18. A switching fabric system for routing data, the switching fabric system comprising:
an input port for receiving data into the switching fabric system;
an interconnecting crossbar having a first end and a second end, the interconnecting crossbar attached at the first end to the input port for receiving the data, the interconnecting crossbar for allowing the data to travel from the first end to the second end;

a crossbar egress processing unit having a receiving end and a sending end, the receiving end of the crossbar egress processing unit attached to the second end of the interconnecting crossbar, the crossbar egress processing unit for storing the data and for sending the data out the sending end of the crossbar egress processing unit; and an output port connected to the sending end of the crossbar egress processing unit for sending the data out of the switching fabric system.

19. A crossbar ingress processing unit for receiving and sending data, the crossbar egress processing unit comprising:
a receiving end for receiving data into the crossbar ingress processing unit;
a sending end for sending the data out from the crossbar ingress processing unit; and a crossbar path having a first end attached to the receiving end and a second end attached to the sending end, the crossbar path for allowing the data to travel from the receiving end to the sending end.

20. The crossbar ingress processing unit as claimed in claim 19, further comprising a channel selector for selecting a path for the data to travel.
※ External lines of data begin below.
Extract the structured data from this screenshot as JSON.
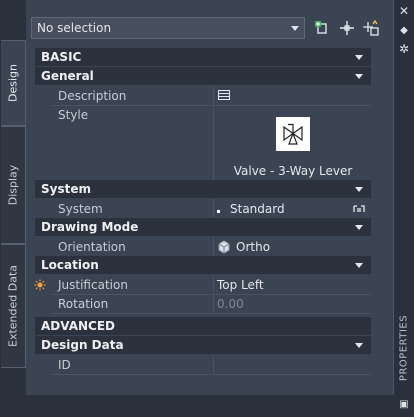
{
  "tabs": [
    "Design",
    "Display",
    "Extended Data"
  ],
  "selection": {
    "value": "No selection"
  },
  "toolbar": [
    "add-selection-icon",
    "pickadd-icon",
    "quick-select-icon"
  ],
  "panel": {
    "title": "PROPERTIES"
  },
  "sections": {
    "basic": "BASIC",
    "advanced": "ADVANCED"
  },
  "categories": {
    "general": "General",
    "system": "System",
    "drawing_mode": "Drawing Mode",
    "location": "Location",
    "design_data": "Design Data"
  },
  "props": {
    "description": {
      "label": "Description",
      "value": ""
    },
    "style": {
      "label": "Style",
      "value": "Valve - 3-Way Lever"
    },
    "system": {
      "label": "System",
      "value": "Standard"
    },
    "orientation": {
      "label": "Orientation",
      "value": "Ortho"
    },
    "justification": {
      "label": "Justification",
      "value": "Top Left"
    },
    "rotation": {
      "label": "Rotation",
      "value": "0.00"
    },
    "id": {
      "label": "ID",
      "value": ""
    }
  }
}
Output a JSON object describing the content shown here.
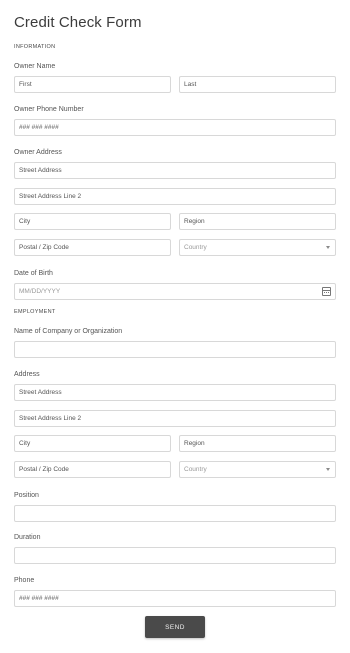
{
  "form": {
    "title": "Credit Check Form",
    "sections": {
      "information": "INFORMATION",
      "employment": "EMPLOYMENT"
    },
    "owner_name": {
      "label": "Owner Name",
      "first": "First",
      "last": "Last"
    },
    "owner_phone": {
      "label": "Owner Phone Number",
      "placeholder": "### ### ####"
    },
    "owner_address": {
      "label": "Owner Address",
      "street": "Street Address",
      "street2": "Street Address Line 2",
      "city": "City",
      "region": "Region",
      "postal": "Postal / Zip Code",
      "country": "Country"
    },
    "dob": {
      "label": "Date of Birth",
      "placeholder": "MM/DD/YYYY"
    },
    "company": {
      "label": "Name of Company or Organization",
      "value": ""
    },
    "address": {
      "label": "Address",
      "street": "Street Address",
      "street2": "Street Address Line 2",
      "city": "City",
      "region": "Region",
      "postal": "Postal / Zip Code",
      "country": "Country"
    },
    "position": {
      "label": "Position",
      "value": ""
    },
    "duration": {
      "label": "Duration",
      "value": ""
    },
    "phone": {
      "label": "Phone",
      "placeholder": "### ### ####"
    },
    "send_label": "SEND"
  }
}
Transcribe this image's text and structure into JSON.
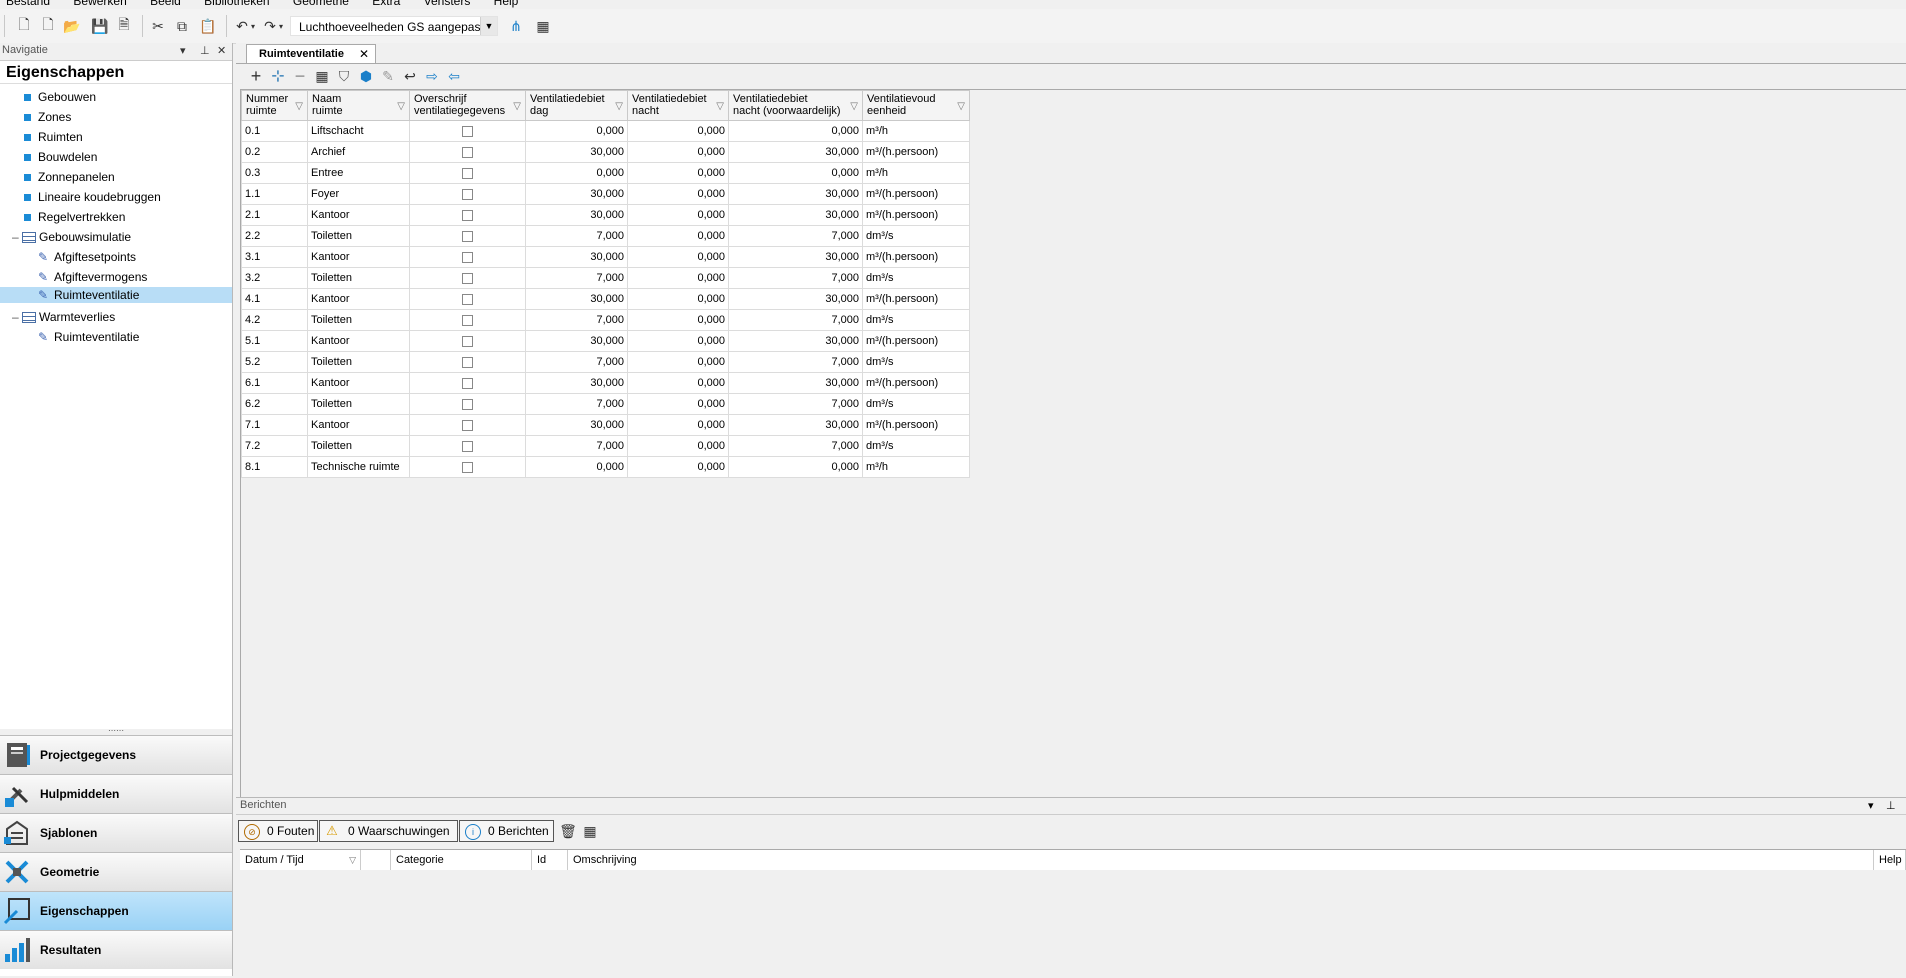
{
  "menu": [
    "Bestand",
    "Bewerken",
    "Beeld",
    "Bibliotheken",
    "Geometrie",
    "Extra",
    "Vensters",
    "Help"
  ],
  "toolbar": {
    "profile_value": "Luchthoeveelheden GS aangepast"
  },
  "navigation": {
    "panel_title": "Navigatie",
    "section_title": "Eigenschappen",
    "items": [
      {
        "label": "Gebouwen"
      },
      {
        "label": "Zones"
      },
      {
        "label": "Ruimten"
      },
      {
        "label": "Bouwdelen"
      },
      {
        "label": "Zonnepanelen"
      },
      {
        "label": "Lineaire koudebruggen"
      },
      {
        "label": "Regelvertrekken"
      },
      {
        "label": "Gebouwsimulatie"
      },
      {
        "label": "Afgiftesetpoints"
      },
      {
        "label": "Afgiftevermogens"
      },
      {
        "label": "Ruimteventilatie"
      },
      {
        "label": "Warmteverlies"
      },
      {
        "label": "Ruimteventilatie"
      }
    ],
    "buttons": [
      {
        "label": "Projectgegevens"
      },
      {
        "label": "Hulpmiddelen"
      },
      {
        "label": "Sjablonen"
      },
      {
        "label": "Geometrie"
      },
      {
        "label": "Eigenschappen"
      },
      {
        "label": "Resultaten"
      }
    ]
  },
  "document": {
    "tab_label": "Ruimteventilatie",
    "columns": [
      [
        "Nummer",
        "ruimte"
      ],
      [
        "Naam",
        "ruimte"
      ],
      [
        "Overschrijf",
        "ventilatiegegevens"
      ],
      [
        "Ventilatiedebiet",
        "dag"
      ],
      [
        "Ventilatiedebiet",
        "nacht"
      ],
      [
        "Ventilatiedebiet",
        "nacht (voorwaardelijk)"
      ],
      [
        "Ventilatievoud",
        "eenheid"
      ]
    ],
    "rows": [
      [
        "0.1",
        "Liftschacht",
        "0,000",
        "0,000",
        "0,000",
        "m³/h"
      ],
      [
        "0.2",
        "Archief",
        "30,000",
        "0,000",
        "30,000",
        "m³/(h.persoon)"
      ],
      [
        "0.3",
        "Entree",
        "0,000",
        "0,000",
        "0,000",
        "m³/h"
      ],
      [
        "1.1",
        "Foyer",
        "30,000",
        "0,000",
        "30,000",
        "m³/(h.persoon)"
      ],
      [
        "2.1",
        "Kantoor",
        "30,000",
        "0,000",
        "30,000",
        "m³/(h.persoon)"
      ],
      [
        "2.2",
        "Toiletten",
        "7,000",
        "0,000",
        "7,000",
        "dm³/s"
      ],
      [
        "3.1",
        "Kantoor",
        "30,000",
        "0,000",
        "30,000",
        "m³/(h.persoon)"
      ],
      [
        "3.2",
        "Toiletten",
        "7,000",
        "0,000",
        "7,000",
        "dm³/s"
      ],
      [
        "4.1",
        "Kantoor",
        "30,000",
        "0,000",
        "30,000",
        "m³/(h.persoon)"
      ],
      [
        "4.2",
        "Toiletten",
        "7,000",
        "0,000",
        "7,000",
        "dm³/s"
      ],
      [
        "5.1",
        "Kantoor",
        "30,000",
        "0,000",
        "30,000",
        "m³/(h.persoon)"
      ],
      [
        "5.2",
        "Toiletten",
        "7,000",
        "0,000",
        "7,000",
        "dm³/s"
      ],
      [
        "6.1",
        "Kantoor",
        "30,000",
        "0,000",
        "30,000",
        "m³/(h.persoon)"
      ],
      [
        "6.2",
        "Toiletten",
        "7,000",
        "0,000",
        "7,000",
        "dm³/s"
      ],
      [
        "7.1",
        "Kantoor",
        "30,000",
        "0,000",
        "30,000",
        "m³/(h.persoon)"
      ],
      [
        "7.2",
        "Toiletten",
        "7,000",
        "0,000",
        "7,000",
        "dm³/s"
      ],
      [
        "8.1",
        "Technische ruimte",
        "0,000",
        "0,000",
        "0,000",
        "m³/h"
      ]
    ]
  },
  "messages": {
    "panel_title": "Berichten",
    "errors_label": "0 Fouten",
    "warnings_label": "0 Waarschuwingen",
    "messages_label": "0 Berichten",
    "columns": [
      "Datum / Tijd",
      "",
      "Categorie",
      "Id",
      "Omschrijving",
      "Help"
    ]
  },
  "colors": {
    "accent": "#1a8bd6",
    "selection": "#b8ddf6"
  }
}
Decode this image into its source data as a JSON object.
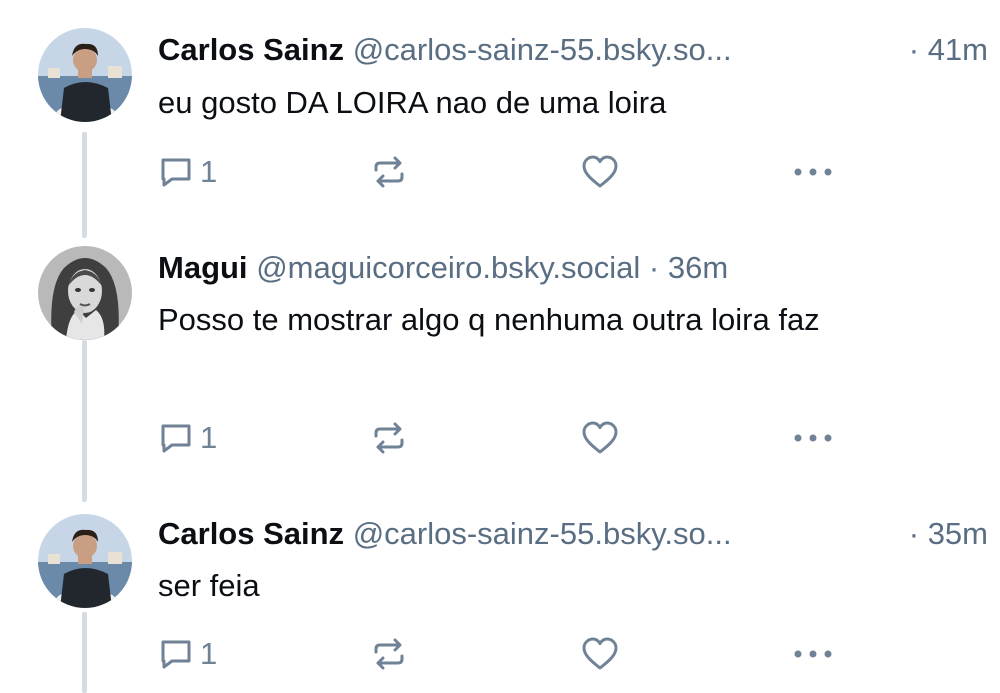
{
  "posts": [
    {
      "author_name": "Carlos Sainz",
      "handle": "@carlos-sainz-55.bsky.so...",
      "separator": "·",
      "time": "41m",
      "text": "eu gosto DA LOIRA nao de uma loira",
      "reply_count": "1",
      "avatar": "profile-photo-man-on-boat"
    },
    {
      "author_name": "Magui",
      "handle": "@maguicorceiro.bsky.social",
      "separator": "·",
      "time": "36m",
      "text": "Posso te mostrar algo q nenhuma outra loira faz",
      "reply_count": "1",
      "avatar": "profile-photo-woman-black-and-white"
    },
    {
      "author_name": "Carlos Sainz",
      "handle": "@carlos-sainz-55.bsky.so...",
      "separator": "·",
      "time": "35m",
      "text": "ser feia",
      "reply_count": "1",
      "avatar": "profile-photo-man-on-boat"
    }
  ],
  "icons": {
    "reply": "reply-icon",
    "repost": "repost-icon",
    "like": "heart-icon",
    "more": "more-options-icon"
  },
  "colors": {
    "text": "#0b0f14",
    "muted": "#5a6e83",
    "icon": "#6f8296",
    "thread_line": "#d4dbe2"
  }
}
21. An egress processing unit for storing and sending data, the crossbar egress processing unit comprising:
a receiving end for receiving data into the crossbar egress processing unit;
a sending end for sending the data out from the crossbar egress processing unit; and a crossbar path having a first end attached to the receiving end and a second end attached to the sending end, the crossbar path for allowing the data to travel from the receiving end to the sending end.

22. The egress processing unit as claimed in claim21, further comprising a memory buffer attached to the crossbar path between the receiving end and the sending end, the memory buffer for receiving the data from the receiving end and for storing the data.

23. The egress processing unit as claimed in claim 22, further comprising a data packet scheduler for sending data packets from the memory buffer to the sending end of the output memory buffer unit.

24. A method for providing a switching fabric system a mechanism for routing data, the method comprising steps of:
providing an input port for receiving the data into the switching fabric system;
providing a crossbar ingress processing unit attached at one end to the ingress input port;
providing an interconnecting crossbar attached at a first end to the crossbar ingress processing unit, the interconnecting crossbar for allowing the data to travel from the ingress input port to a second end of the interconnecting crossbar;
providing a crossbar egress processing unit attached at a receiving end to the second end of the interconnecting crossbar, the crossbar egress processing unit for storing the data and for sending the data out a sending end of the crossbar egress processing unit; and providing an output port for sending the data out of the switching fabric system.